Dignes et inflexibles, les quinze d'Air France ont écouté le président égrainer les décisions du tribunal. Le procureur avait requis deux à quatre mois de prison pour les cinq prévenus jugés pour violences. Finalement, le tribunal de Bobigny a condamné trois ex-salariés d'Air France – militants syndicaux de la CGT – à des peines de trois à quatre mois de prison avec sursis. Deux autres ont été relaxés, car des doutes subsistaient sur leur implication dans les incidents du 5 octobre 2015. De fait, au procès fin septembre, le président du tribunal lui-même avait reconnu que tous les participants à ces violences n'avaient pu être identifiés. Et, à l'audience, il était apparu que des doutes subsistaient quant à la responsabilité exacte de certains prévenus.
Ne laissant rien passer, pas plus une chemise déchirée qu'un portail secoué, la justice s'est aussi penchée sur le dossier de dix autres salariés et ex-salariés de la compagnie qui auraient commis des dégradations sur la grille d'accès au siège. Ils se sont vus infliger une amende de 500 euros.
Avocate de 11 des prévenus, Lilia Mhissen a jugé ces condamnations « scandaleuses » et conseille à ses clients de faire appel. Pour Miguel Fortea, « le jugement est loin d'être satisfaisant. Il était censé faire la lumière » sur la manifestation à Roissy, au cours de laquelle Xavier Broseta, le DRH à l'époque, et le responsable long-courrier ont été pris à partie. « Et là, ce n'est pas le cas », estime encore le secrétaire général de la CGT Air France.
C'est lors d'un comité central d'entreprise, le 5 octobre 2015, que les salariés ont eu connaissance d'un plan social de grande ampleur.
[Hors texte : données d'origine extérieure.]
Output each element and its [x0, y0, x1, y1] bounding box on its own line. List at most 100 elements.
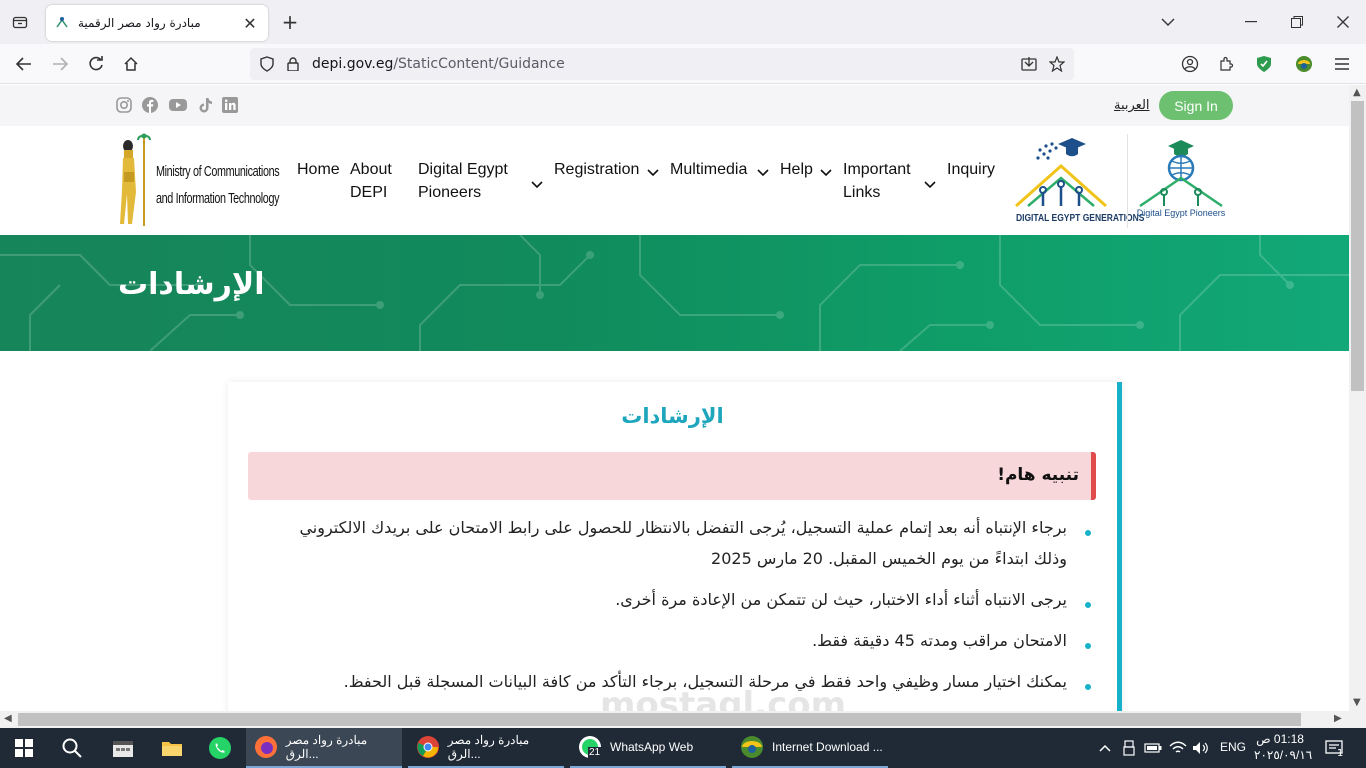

Les faits reprochés aux syndicalistes (l'agression de deux cadres d'Air France et la médiatique chemise arrachée du DRH) s'étaient produits à la suite de l'annonce sans ménagement par la direction du groupe d'un projet de restructuration menaçant plusieurs milliers d'emplois.
Pour Christophe Malloggi, secrétaire général de FO Air France, les peines prononcées constituent « une reconnaissance de la criminalisation de l'activité syndicale ». Et ce d'autant plus que les prévenus ont « déjà été sanctionnés au niveau de l'entreprise » puisque quatre des cinq salariés qui étaient jugés pour violences ont été licenciés pour faute lourde.
Quant à Vincent Martinez, ancien délégué du personnel (CGT) dont le licenciement avait été refusé par l'inspection du travail, mais que Myriam El Khomri a exigé, il tente désormais de se « reconcentrer sur sa vie professionnelle » et affirme avoir « toujours l'envie d'être réintégré par Air France ».
Saisi pour violence physique, la justice n'a même pas pris en compte la violence sociale, préférant « balayer d'un revers de main » la plaidoirie de l'avocate des prévenus. « Le seul objectif est de faire baisser la tête aux salariés, pour les empêcher de défendre leur travail, en résistant aux mauvais coups des directions d'entreprise. Le message envoyé est clair : liberté d'action pour les actionnaires pour détruire l'emploi et nourrir la finance ! La violence est bien dans ce camp-là », estiment, dans un communiqué commun, la confédération CGT, la fédération CGT transports et le syndicat CGT Air France, qui dénoncent un procès inique et une décision très politique.